「徳富蘇峰の人物とは?」その3 大町桂月

 明治から昭和にかけてのジャーナリスト、文章家としての徳富蘇峰に対する批判。




 大正11年発行の大町桂月著作集、「筆のしづく」より。

 原文は文語体。






 一面より言えば、蘇峰は文章家である。


 当時ひとり無名の青年ながら「将来の日本」を著し、「国民之友」を発行し、その清新な文章は実に天下を風靡して、明治の間に一つの時代をなした。

 明治の文章家の中で、第一の才子というべきだろう。



 私の様な者は、蘇峰の文章に感化された一人である。この点は、私は飽くまでも感謝せざるを得ない。

 その後およそ20年、蘇峰は一日も筆を絶っていない。思想の豊富で、文章はますます伸びていく。一代の文章家と言うべきである。



 文章上の恩は恩として、ここに蘇峰の文章について私が感じる所を言えば、蘇峰が重宝である新聞記者であるが如く、その文章もやはり重宝な文章である。


 1編が終わるまでも、すらすら面白く読めるが、さて読み終わっては、何も残らない。
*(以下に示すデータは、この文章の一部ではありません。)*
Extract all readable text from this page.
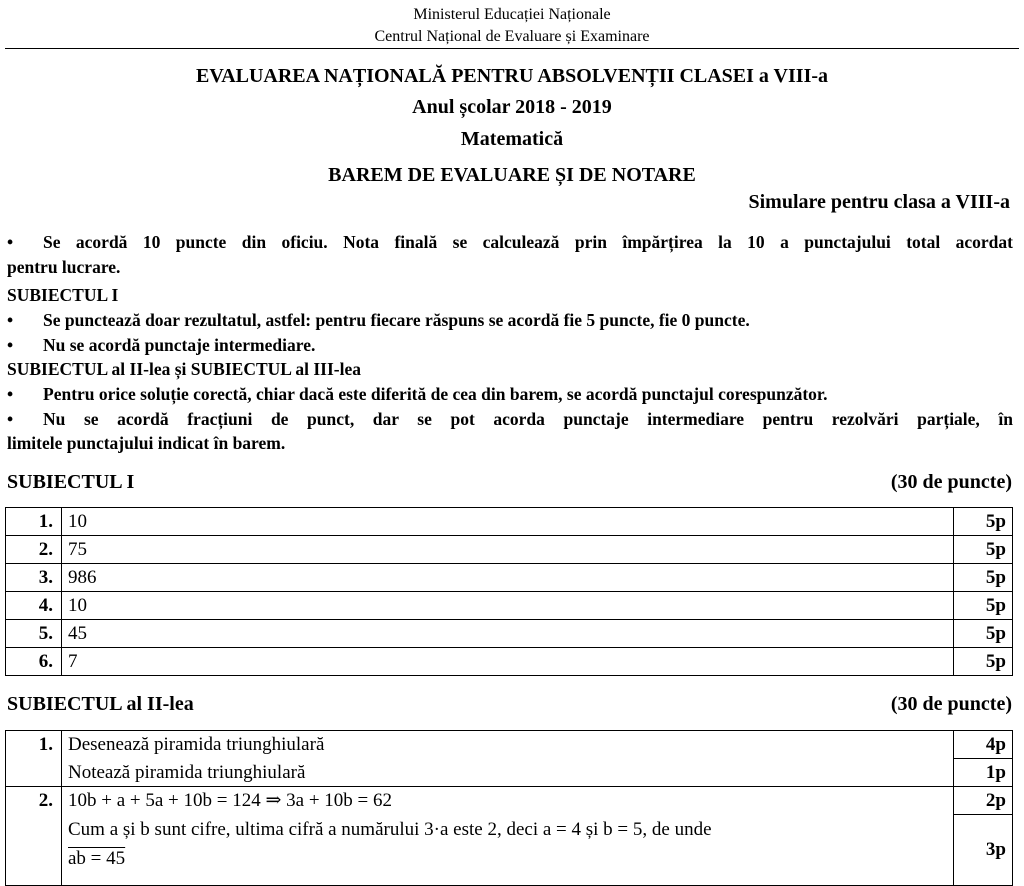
Ministerul Educației Naționale
Centrul Național de Evaluare și Examinare
EVALUAREA NAȚIONALĂ PENTRU ABSOLVENȚII CLASEI a VIII-a
Anul școlar 2018 - 2019
Matematică
BAREM DE EVALUARE ȘI DE NOTARE
Simulare pentru clasa a VIII-a
• Se acordă 10 puncte din oficiu. Nota finală se calculează prin împărțirea la 10 a punctajului total acordat
pentru lucrare.
SUBIECTUL I
• Se punctează doar rezultatul, astfel: pentru fiecare răspuns se acordă fie 5 puncte, fie 0 puncte.
• Nu se acordă punctaje intermediare.
SUBIECTUL al II-lea și SUBIECTUL al III-lea
• Pentru orice soluție corectă, chiar dacă este diferită de cea din barem, se acordă punctajul corespunzător.
• Nu se acordă fracțiuni de punct, dar se pot acorda punctaje intermediare pentru rezolvări parțiale, în
limitele punctajului indicat în barem.
SUBIECTUL I	(30 de puncte)
1.	10	5p
2.	75	5p
3.	986	5p
4.	10	5p
5.	45	5p
6.	7	5p
SUBIECTUL al II-lea	(30 de puncte)
1.	Desenează piramida triunghiulară	4p
	Notează piramida triunghiulară	1p
2.	10b + a + 5a + 10b = 124 ⇒ 3a + 10b = 62	2p

	Cum a și b sunt cifre, ultima cifră a numărului 3·a este 2, deci a = 4 și b = 5, de unde
ab = 45	3p
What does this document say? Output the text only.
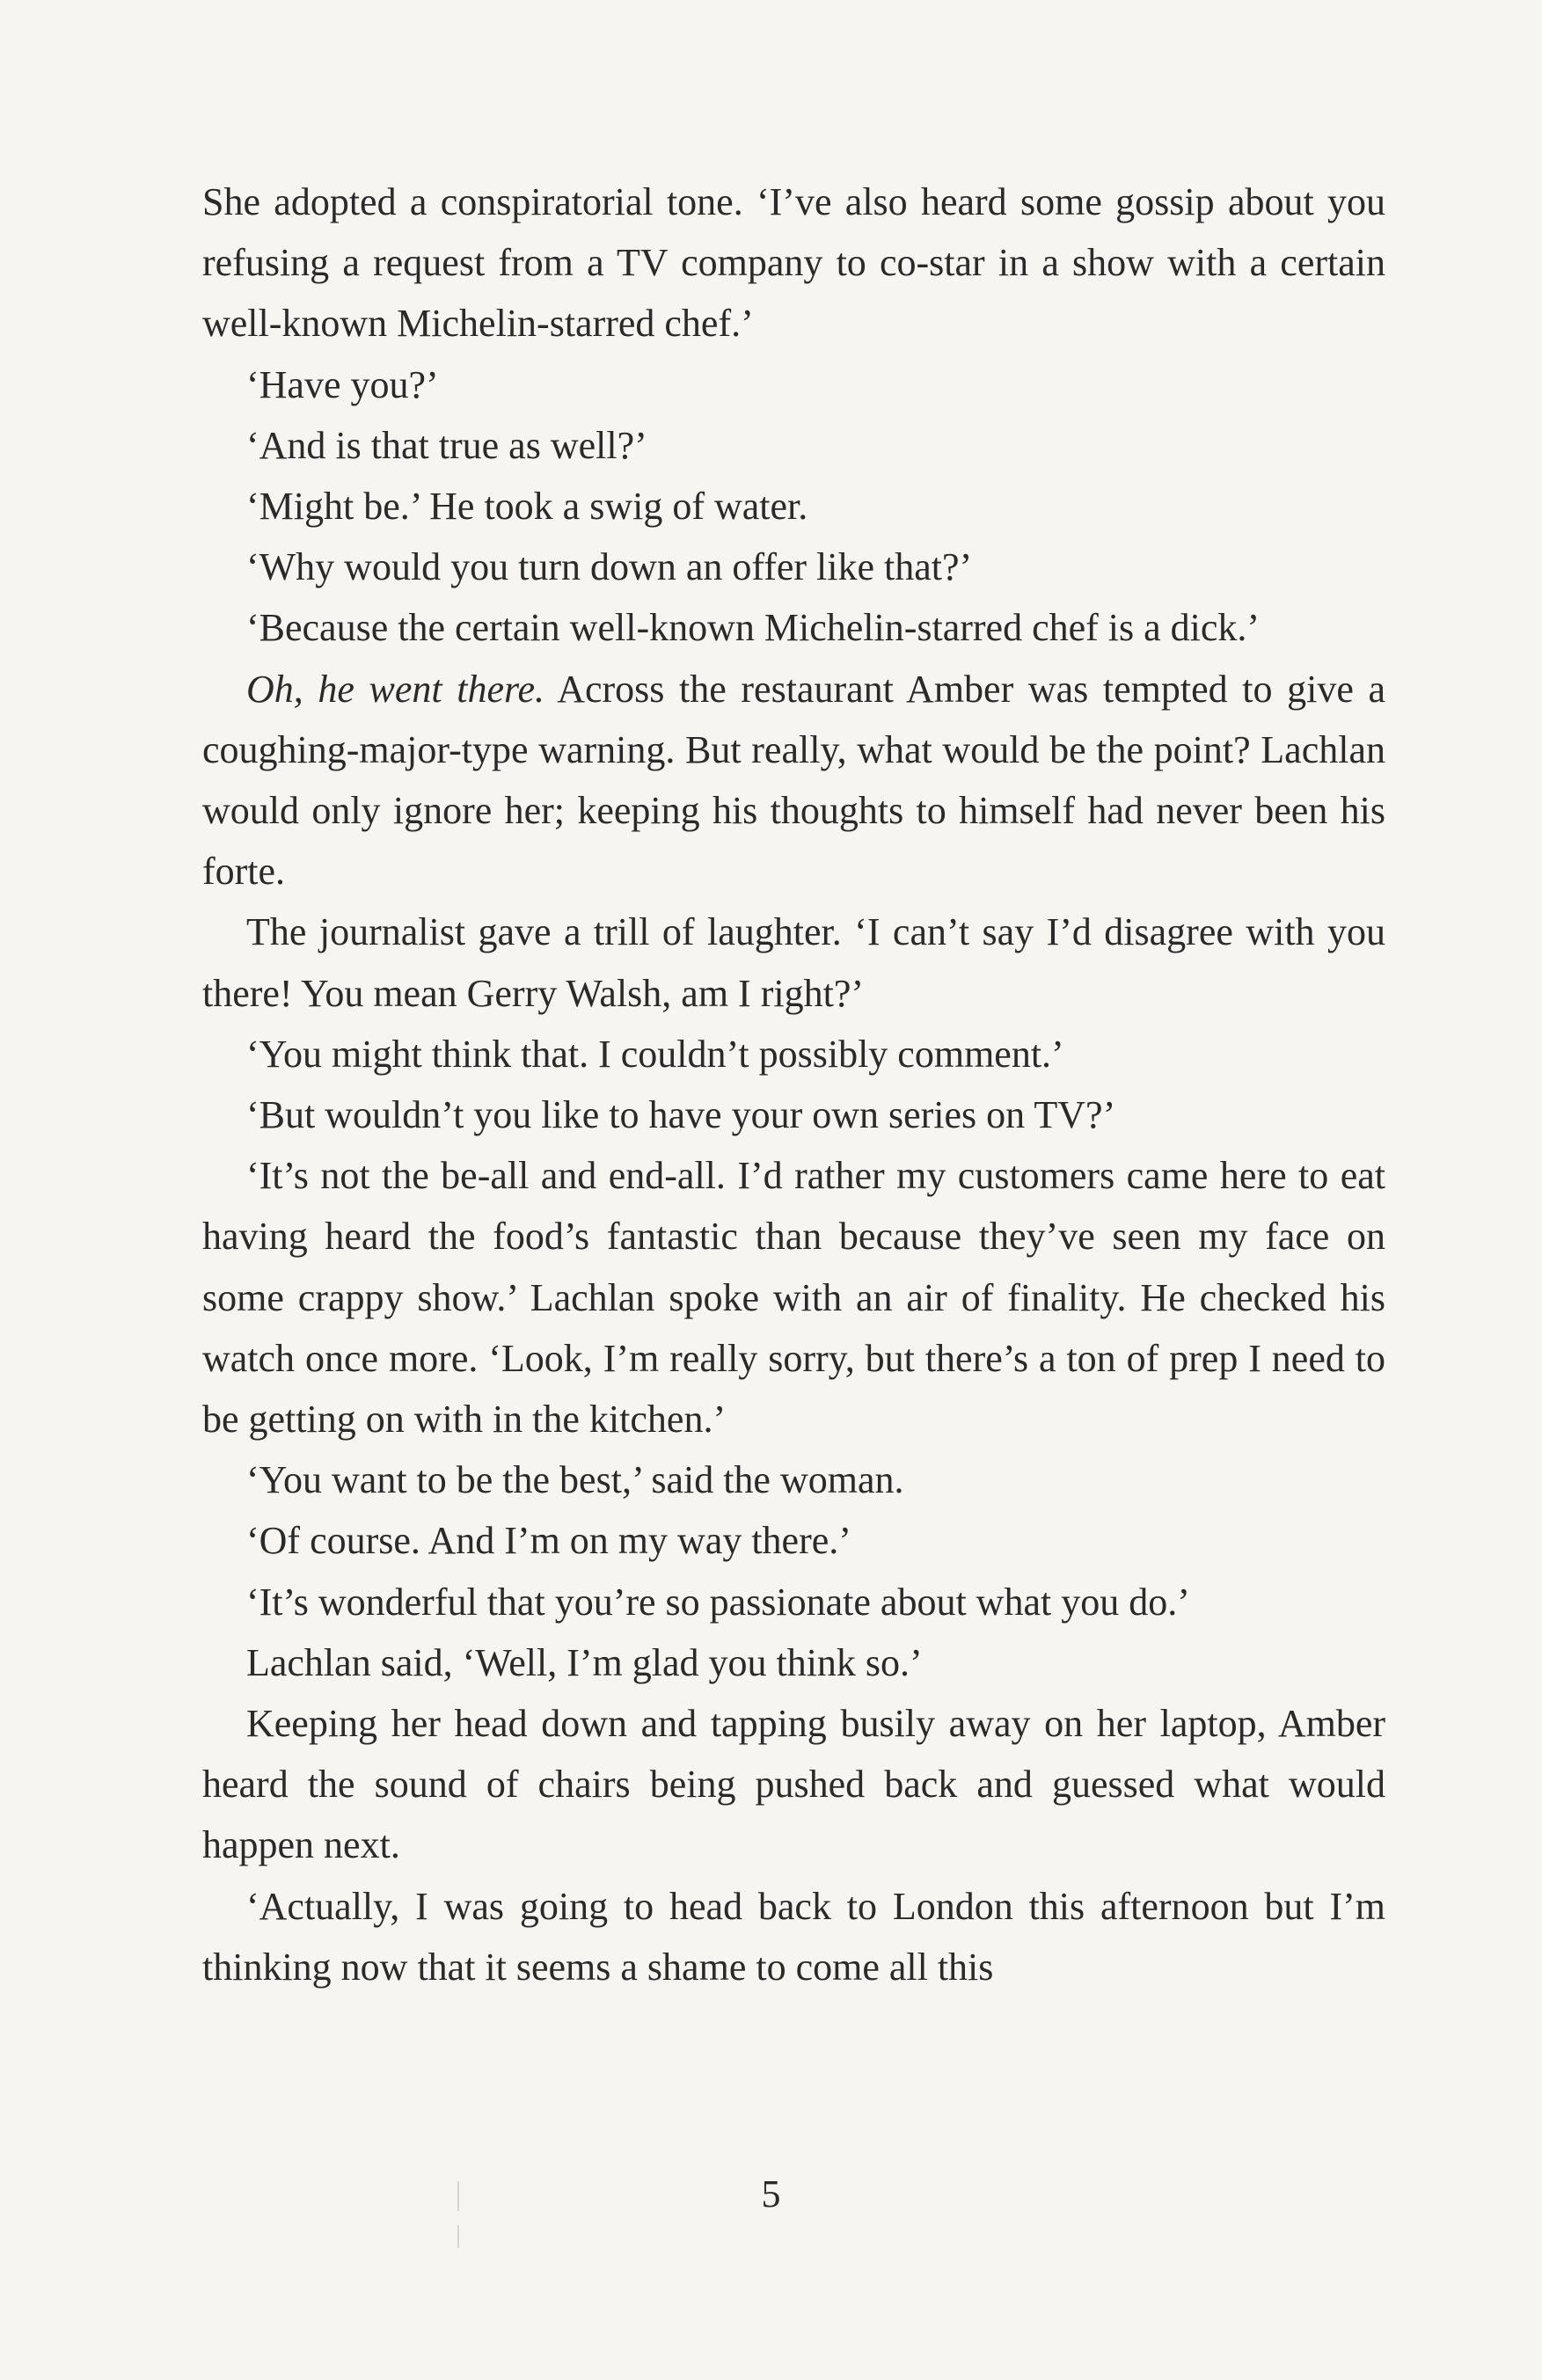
She adopted a conspiratorial tone. ‘I’ve also heard some gossip about you refusing a request from a TV company to co-star in a show with a certain well-known Michelin-starred chef.’

‘Have you?’

‘And is that true as well?’

‘Might be.’ He took a swig of water.

‘Why would you turn down an offer like that?’

‘Because the certain well-known Michelin-starred chef is a dick.’

Oh, he went there. Across the restaurant Amber was tempted to give a coughing-major-type warning. But really, what would be the point? Lachlan would only ignore her; keeping his thoughts to himself had never been his forte.

The journalist gave a trill of laughter. ‘I can’t say I’d disagree with you there! You mean Gerry Walsh, am I right?’

‘You might think that. I couldn’t possibly comment.’

‘But wouldn’t you like to have your own series on TV?’

‘It’s not the be-all and end-all. I’d rather my customers came here to eat having heard the food’s fantastic than because they’ve seen my face on some crappy show.’ Lachlan spoke with an air of finality. He checked his watch once more. ‘Look, I’m really sorry, but there’s a ton of prep I need to be getting on with in the kitchen.’

‘You want to be the best,’ said the woman.

‘Of course. And I’m on my way there.’

‘It’s wonderful that you’re so passionate about what you do.’

Lachlan said, ‘Well, I’m glad you think so.’

Keeping her head down and tapping busily away on her laptop, Amber heard the sound of chairs being pushed back and guessed what would happen next.

‘Actually, I was going to head back to London this afternoon but I’m thinking now that it seems a shame to come all this

5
威圧する強みもなければ、人を引き付ける温かみもない。

 文章家は文章家であるけれども、文章の大家とはいうべきではない。



 世の中には、蘇峰を見るような型の人も少なくない。

 事務を執って、世の中に生活するのに、至極重宝である。間違が無い。俗にいわゆる喰いっぱぐれが無い。


 これを官吏にあてはめれば、判任官以上である。勅任官の器量は無い。まず奏任官として、格好の人材である。


 その弟の蘆花(徳富蘆花)は、蘇峰ほどの俗才は無い。勅任、奏任、判任以外に抜き出ている。その文は天下の逸品である。

 蘇峰は、奏任官的の所から抜き出ること無いだろう。



 思うに蘇峰は、才の人である。才の為に縛られて、大きくもなれない。

 今のような具合で行けば、一生の間にどれ程多くの書を読むとも、どれ程多く文をつくるとも、いわゆる垢抜けがしないのである。


 その人の質は、ただ間に合う人である、常人以上でないので無かろうか。その文は、工場物である、床の間に置くべき品柄ではないのである。